Nikkan independent eiga no keisei to hatten (The Formation and Development of Japanese and Korean Independent Cinema - Government intervention in the film industry)
Is the type of film that you see in the cinema determined solely by personal choice? Is it appropriate to explain away the fact that it’s always films like the Marvel series from Hollywood or Detective Conan playing at multiplex cinemas as simply the product of market forces?
Despite the reality that countless films are made every year, we are only able to see a small portion of those in the cinemas. Of course, although films can be produced by individuals, the logistics process involved in bringing such films to actually being shown in cinemas, known simply as “distribution,” can be described as under the control of society, the current administration, and industrial systems. Which films earn the right to be shown in cinemas and become part of popular culture, and conversely, what kinds of film are shelved? It is an awareness of such issues that serves as the basis of this book. Let us take as an example the screening of Soviet film Battleship Potemkin (1925), described as a masterpiece of classic cinema. This film was released in Japan in 1960 but did not surface until 1994 in South Korea, which was tightly bound by the Cold War order. What was preventing the release of this film? Or, what made its release possible? This book looks at the state (policy), markets (industry), and civil society (film movements) as elements functioning in this process of delivering a film to the public, and subjects these elements to analysis.

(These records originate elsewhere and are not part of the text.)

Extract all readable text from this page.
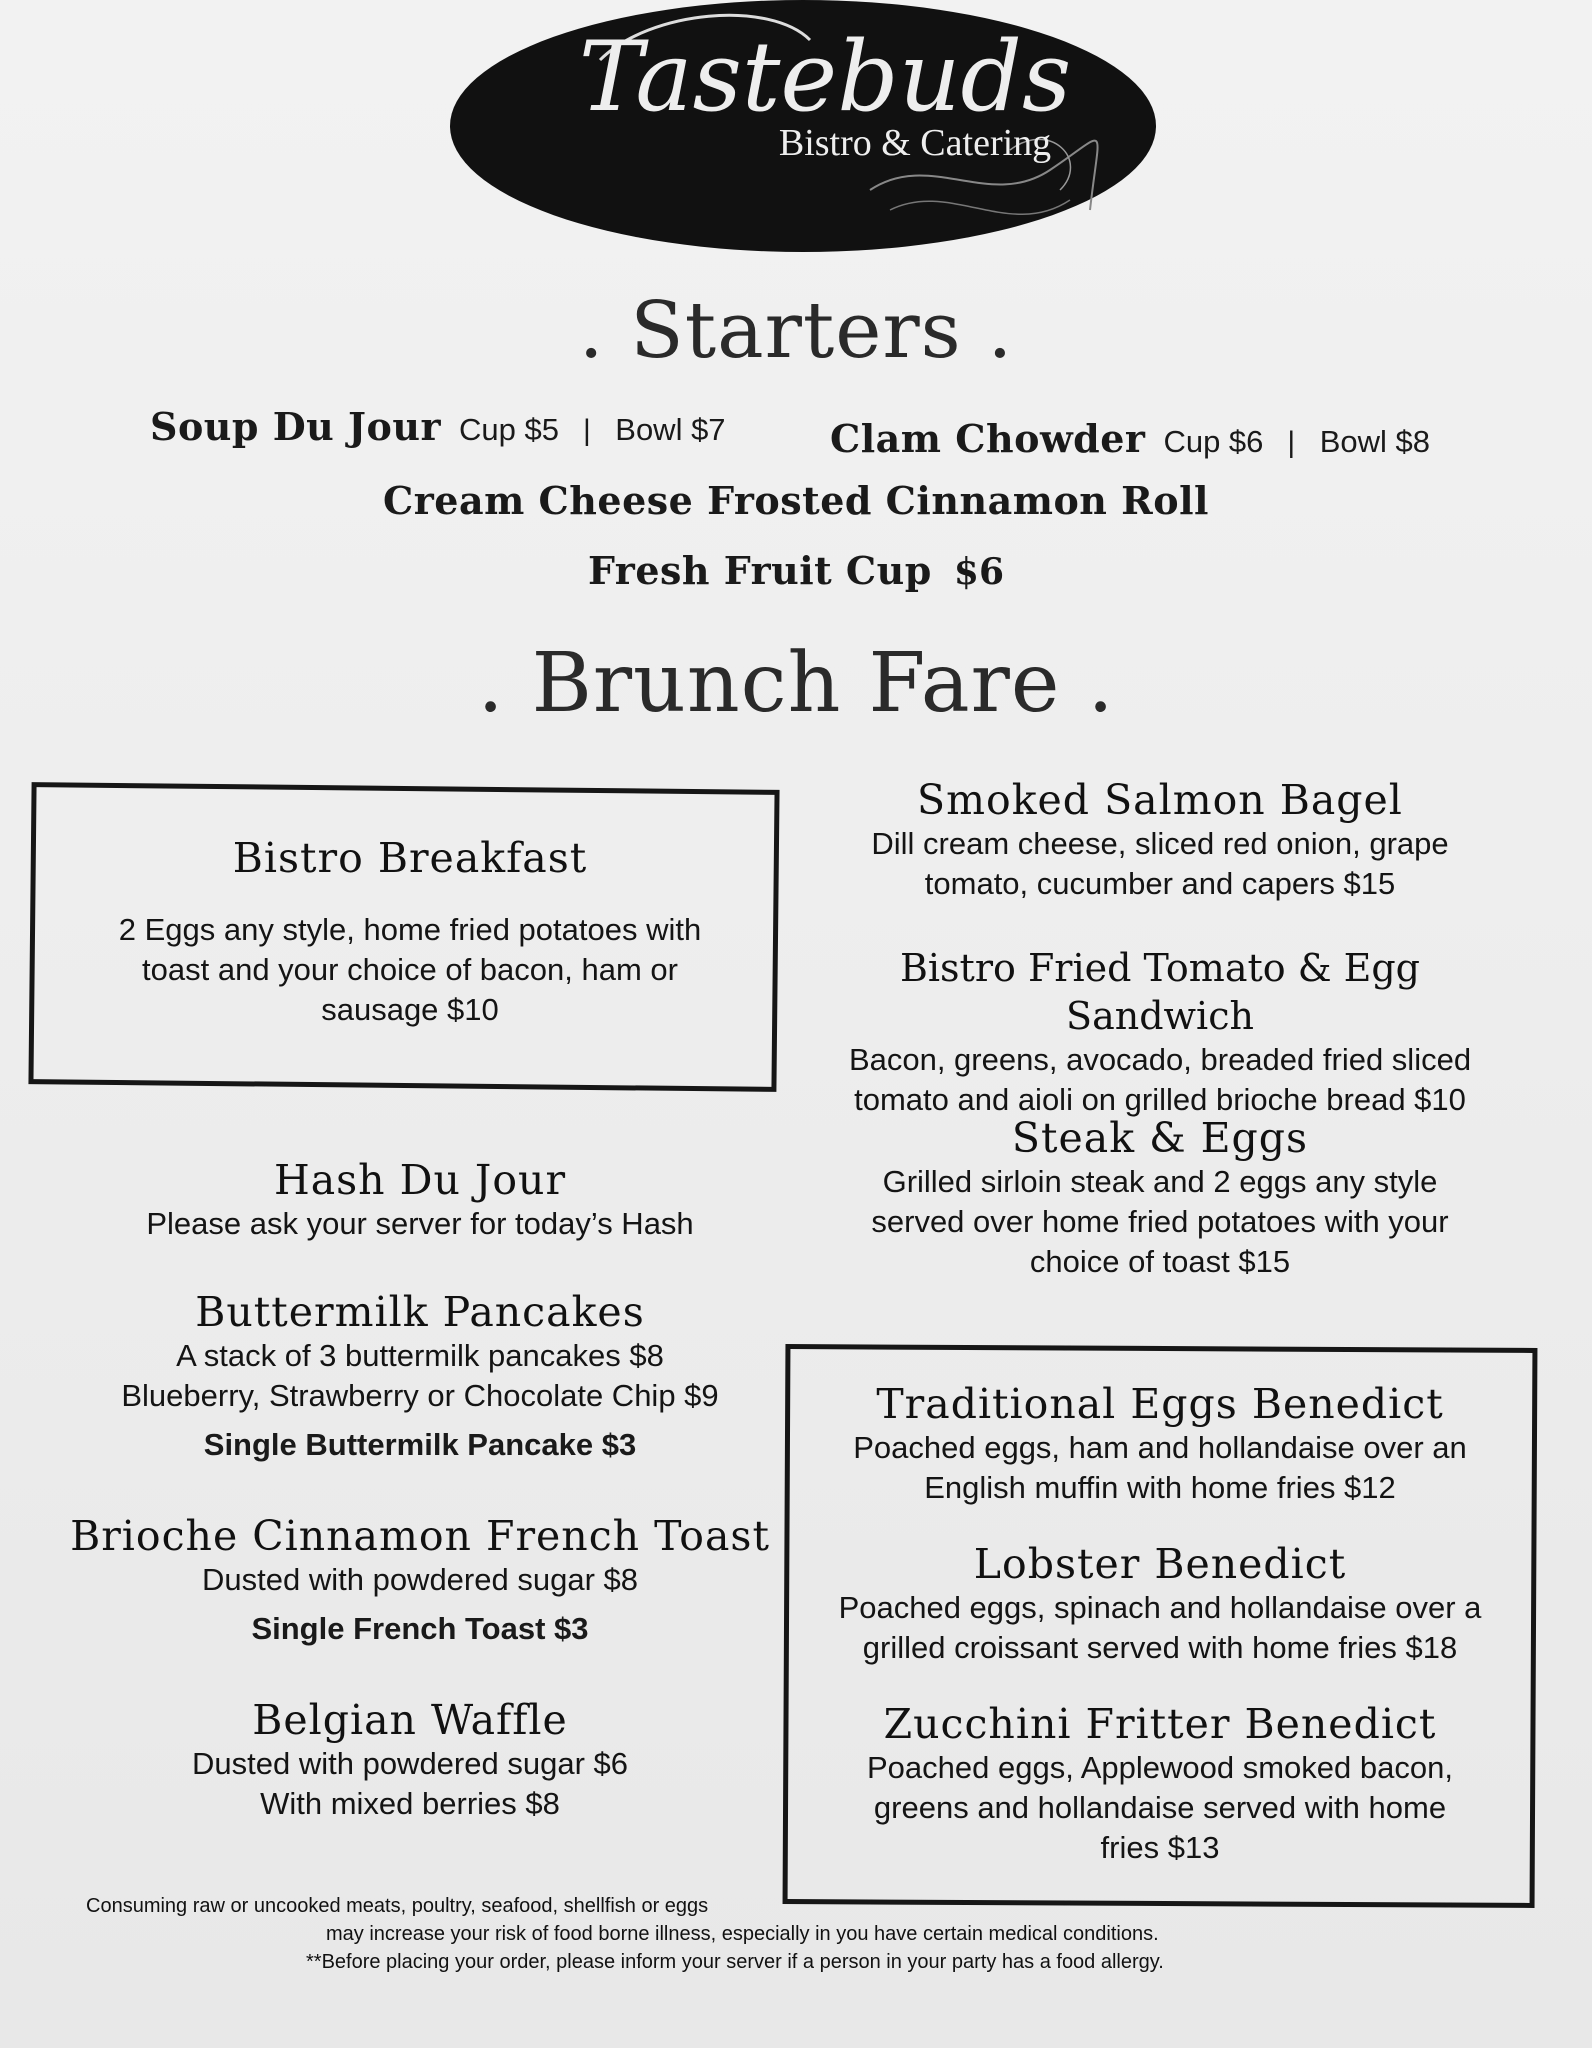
Tastebuds
Bistro & Catering
. Starters .
Soup Du Jour Cup $5 | Bowl $7	Clam Chowder Cup $6 | Bowl $8
Cream Cheese Frosted Cinnamon Roll
Fresh Fruit Cup $6
. Brunch Fare .
Bistro Breakfast
2 Eggs any style, home fried potatoes with
toast and your choice of bacon, ham or
sausage $10
Hash Du Jour
Please ask your server for today’s Hash
Buttermilk Pancakes
A stack of 3 buttermilk pancakes $8
Blueberry, Strawberry or Chocolate Chip $9
Single Buttermilk Pancake $3
Brioche Cinnamon French Toast
Dusted with powdered sugar $8
Single French Toast $3
Belgian Waffle
Dusted with powdered sugar $6
With mixed berries $8
Smoked Salmon Bagel
Dill cream cheese, sliced red onion, grape
tomato, cucumber and capers $15
Bistro Fried Tomato & Egg Sandwich
Bacon, greens, avocado, breaded fried sliced
tomato and aioli on grilled brioche bread $10
Steak & Eggs
Grilled sirloin steak and 2 eggs any style
served over home fried potatoes with your
choice of toast $15
Traditional Eggs Benedict
Poached eggs, ham and hollandaise over an
English muffin with home fries $12
Lobster Benedict
Poached eggs, spinach and hollandaise over a
grilled croissant served with home fries $18
Zucchini Fritter Benedict
Poached eggs, Applewood smoked bacon,
greens and hollandaise served with home
fries $13
Consuming raw or uncooked meats, poultry, seafood, shellfish or eggs
may increase your risk of food borne illness, especially in you have certain medical conditions.
**Before placing your order, please inform your server if a person in your party has a food allergy.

In South Korea, independent films were subject to censorship and regulation until the early 1990s. Under the authoritarian regime, independent cinema (which primarily took up social issues as themes) was placed under strict state control beyond market order. In Japan, on the other hand, independent cinema was subject to market influence—in other words, to the decline of the film industry in the 1960s. Major film companies cut loose their production departments, with independent companies operating as affiliated production companies or taking on work as subcontractors for these major businesses. In early 1960s Japan, production, distribution, and marketing was monopolized by the major companies, and it was difficult for independent producers to deliver their films to the public through any other means than independent screening.
It is thus the state and markets that have had a more significant impact than anything else on the screening of independent cinema. However, when state control and censorship, or the monopolistic structure of major companies presents an obstacle to the audience’s free enjoyment of culture, cinema movements tend to develop in response. In light of this, cinema movements such as the independent screening movement in Japan in the 1960s and the independent cinema movement in South Korea in the 1980s are another important subject for analysis in relation to the distribution of independent films.
Audiences themselves have undertaken a range of movements in order to overcome the restrictions brought about by policy and industry, and to expand the possibility of encountering new films. This book attempts to demonstrate that such efforts have brought independent films to audiences in both Japan and South Korea, and expanded the imagination and sensitivity of both societies.